Semula, kepergian Hariri ke Riyadh disebutkan untuk memenuhi undangan Raja Salman bin Abdulaziz namun spekulasi terkait adanya tekanan politik dari penguasa Arab Saudi semakin santer setelah ia mengumumkan pengunduran diri sebagai PM Lebanon.
Hariri tidak pernah lagi muncul di hadapan publik setelah pernyataan pengunduran dirinya yang begitu mendadak dan mengagetkan banyak pihak, apalagi diumumkan di negara lain.
Pemerintah Lebanon meyakini, Hariri diculik walau pun dibantah oleh penguasa Arab Saudi yang menyatakan, ia bebas pergi kemana saja, tetapi Hariri sendiri lah yang khawatir atas keselamatannya sehingga memutuskan tetap tinggal di sana.
Sebaliknya, Presiden Lebanon Michel Aoun tetap menuntut jawaban dari penguasa Arab Saudi mengenai nasib Hariri yang sudah sepekan lebih tanpa kejelasan, kapan ia akan kembali ke negaranya.
Aoun meminta agar Arab Saudi menjelaskan alasan kenapa Hariri yang sejauh ini belum mengirimkan surat pengunduran diri kepadanya secara resmi tidak atau belum kembali ke Beirut.
“Kami tidak bisa menerima, perdana menteri kami diperlakukan secara tidak wajar sesuai hukum internasional, “ kata Presiden Aoun dalam pernyataannya Sabtu (11/11) pekan lalu.
Pemerintah Perancis juga ikut mendesak agar Arab Saudi memberikan kebebasan bergerak pada Hariri, bahkan Presiden Emmanuel Macron yang negerinya pernah menjajah Lebanon, terbang ke Arab Saudi untuk menemui Putra Mahkota Mohammed bin Salman guna membahas persoalan Hariri.
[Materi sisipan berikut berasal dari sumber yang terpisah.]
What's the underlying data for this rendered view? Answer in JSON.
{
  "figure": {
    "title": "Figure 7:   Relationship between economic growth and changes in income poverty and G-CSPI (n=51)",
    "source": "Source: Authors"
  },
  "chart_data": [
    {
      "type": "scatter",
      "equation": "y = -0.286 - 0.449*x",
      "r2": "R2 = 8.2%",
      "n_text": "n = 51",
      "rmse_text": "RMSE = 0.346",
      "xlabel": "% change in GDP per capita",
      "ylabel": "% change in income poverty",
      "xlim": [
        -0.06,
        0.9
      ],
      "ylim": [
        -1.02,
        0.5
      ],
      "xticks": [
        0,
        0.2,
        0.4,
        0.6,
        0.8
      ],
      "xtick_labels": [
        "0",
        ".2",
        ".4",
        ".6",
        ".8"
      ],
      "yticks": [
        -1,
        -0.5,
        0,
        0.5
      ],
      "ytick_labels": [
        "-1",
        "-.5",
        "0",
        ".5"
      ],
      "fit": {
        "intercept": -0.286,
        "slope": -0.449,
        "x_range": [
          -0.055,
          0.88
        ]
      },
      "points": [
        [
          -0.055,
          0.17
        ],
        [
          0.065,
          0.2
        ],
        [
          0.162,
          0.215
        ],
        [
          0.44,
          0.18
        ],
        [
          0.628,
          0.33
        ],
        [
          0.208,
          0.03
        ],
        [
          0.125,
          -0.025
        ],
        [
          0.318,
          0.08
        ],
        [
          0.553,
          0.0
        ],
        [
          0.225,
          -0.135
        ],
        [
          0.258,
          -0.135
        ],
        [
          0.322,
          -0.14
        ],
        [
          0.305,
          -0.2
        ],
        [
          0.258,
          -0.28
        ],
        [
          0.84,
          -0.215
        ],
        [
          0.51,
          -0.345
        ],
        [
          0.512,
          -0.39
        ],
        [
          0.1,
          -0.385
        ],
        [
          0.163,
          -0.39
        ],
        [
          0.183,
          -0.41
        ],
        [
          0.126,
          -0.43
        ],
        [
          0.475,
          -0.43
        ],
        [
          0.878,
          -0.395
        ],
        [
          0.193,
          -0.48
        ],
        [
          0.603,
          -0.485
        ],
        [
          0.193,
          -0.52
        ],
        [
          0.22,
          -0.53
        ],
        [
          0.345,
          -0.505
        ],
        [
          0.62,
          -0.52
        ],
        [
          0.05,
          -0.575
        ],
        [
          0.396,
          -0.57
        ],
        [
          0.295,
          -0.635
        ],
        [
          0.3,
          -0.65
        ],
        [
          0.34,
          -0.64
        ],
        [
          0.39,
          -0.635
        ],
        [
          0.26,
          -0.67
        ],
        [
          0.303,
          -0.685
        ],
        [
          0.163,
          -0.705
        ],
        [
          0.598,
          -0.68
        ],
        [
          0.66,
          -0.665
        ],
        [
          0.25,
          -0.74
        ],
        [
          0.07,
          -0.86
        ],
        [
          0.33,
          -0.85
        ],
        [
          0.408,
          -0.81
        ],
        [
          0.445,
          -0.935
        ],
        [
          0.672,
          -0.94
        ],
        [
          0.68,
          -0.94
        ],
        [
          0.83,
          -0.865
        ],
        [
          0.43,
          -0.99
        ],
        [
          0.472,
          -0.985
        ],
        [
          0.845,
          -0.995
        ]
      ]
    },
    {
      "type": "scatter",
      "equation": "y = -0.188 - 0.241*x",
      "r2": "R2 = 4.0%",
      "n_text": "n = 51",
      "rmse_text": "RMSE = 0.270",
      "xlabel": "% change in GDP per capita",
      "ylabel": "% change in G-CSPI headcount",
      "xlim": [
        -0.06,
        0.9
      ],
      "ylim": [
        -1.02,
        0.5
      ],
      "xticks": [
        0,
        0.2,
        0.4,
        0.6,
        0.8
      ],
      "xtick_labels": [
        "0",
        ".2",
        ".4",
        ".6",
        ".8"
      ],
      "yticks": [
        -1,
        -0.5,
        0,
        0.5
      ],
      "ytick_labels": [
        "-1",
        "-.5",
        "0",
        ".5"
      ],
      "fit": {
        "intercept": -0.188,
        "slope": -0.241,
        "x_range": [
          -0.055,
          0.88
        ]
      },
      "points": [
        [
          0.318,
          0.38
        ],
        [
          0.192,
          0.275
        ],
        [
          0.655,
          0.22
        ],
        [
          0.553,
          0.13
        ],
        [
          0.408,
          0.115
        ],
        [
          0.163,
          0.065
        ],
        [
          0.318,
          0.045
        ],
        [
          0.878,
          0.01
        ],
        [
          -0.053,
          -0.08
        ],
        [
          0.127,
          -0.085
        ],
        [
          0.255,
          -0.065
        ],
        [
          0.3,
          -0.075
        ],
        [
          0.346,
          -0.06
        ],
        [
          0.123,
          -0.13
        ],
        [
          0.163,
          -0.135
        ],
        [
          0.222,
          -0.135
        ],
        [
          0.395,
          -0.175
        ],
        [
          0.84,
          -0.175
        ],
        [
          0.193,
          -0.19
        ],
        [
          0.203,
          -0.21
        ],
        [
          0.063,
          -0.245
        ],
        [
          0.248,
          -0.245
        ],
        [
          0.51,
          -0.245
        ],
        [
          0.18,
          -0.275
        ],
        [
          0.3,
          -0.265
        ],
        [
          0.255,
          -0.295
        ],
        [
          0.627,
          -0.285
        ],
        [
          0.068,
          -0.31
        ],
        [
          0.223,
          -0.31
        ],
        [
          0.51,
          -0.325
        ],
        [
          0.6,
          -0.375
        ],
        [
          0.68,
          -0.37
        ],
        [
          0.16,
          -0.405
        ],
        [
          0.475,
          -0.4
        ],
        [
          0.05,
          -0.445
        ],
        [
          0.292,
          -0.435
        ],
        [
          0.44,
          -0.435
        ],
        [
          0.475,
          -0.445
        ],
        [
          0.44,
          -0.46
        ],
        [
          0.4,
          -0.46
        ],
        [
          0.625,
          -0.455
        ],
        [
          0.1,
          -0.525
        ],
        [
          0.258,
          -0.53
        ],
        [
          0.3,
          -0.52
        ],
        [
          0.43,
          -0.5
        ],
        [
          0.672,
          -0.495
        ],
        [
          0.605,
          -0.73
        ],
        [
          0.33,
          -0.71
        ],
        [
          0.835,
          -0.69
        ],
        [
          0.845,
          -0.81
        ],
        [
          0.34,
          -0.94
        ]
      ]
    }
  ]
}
Sementara berdasarkan laporan Reuters, keanehan sudah tercium saat kedatangan Hariri di Riyadh, Jumat (3/11), karena tidak ada acara penyambutan resmi seperti lazimnya jika seorang kepala pemerintahan atau kepala negara berkunjung ke negara lain.
Keesokan harinya (4/11), Hariri dijadwalkan bertemu dengan Putra Mahkota Kerajaan Arab Saudi Pangeran Mohammed, namun setelah menunggu berjam-jam, ia disebutkan malah disodori naskah pidato pengunduran dirinya.
Hariri diduga dipaksa mengundurkan diri oleh penguasa Arab Saudi akibat penolakannya untuk memusuhi kelompok Hezbollah, fraksi politik bersenjata pro Iran yang tergabung dalam koalisi pemerintahan presiden petahana Lebanon Michel Aoun.
Bagi Hariri yang kedudukannya sebagai PM didukung Arab Saudi, mendepak Hezbollah dalam koalisi pemerintah, dikhawatirkan malah bisa menjerumuskan Lebanon kembali ke dalam kancah perang saudara seperti terjadi dari 1975 sampai 1990.
Bagai pelanduk, Lebanon terjepit diantara dua raksasa yang saling berebut pengaruh – Iran dan Arab Saudi – sementara Hariri mungkin hanya lah pion yang menjadi korbannya.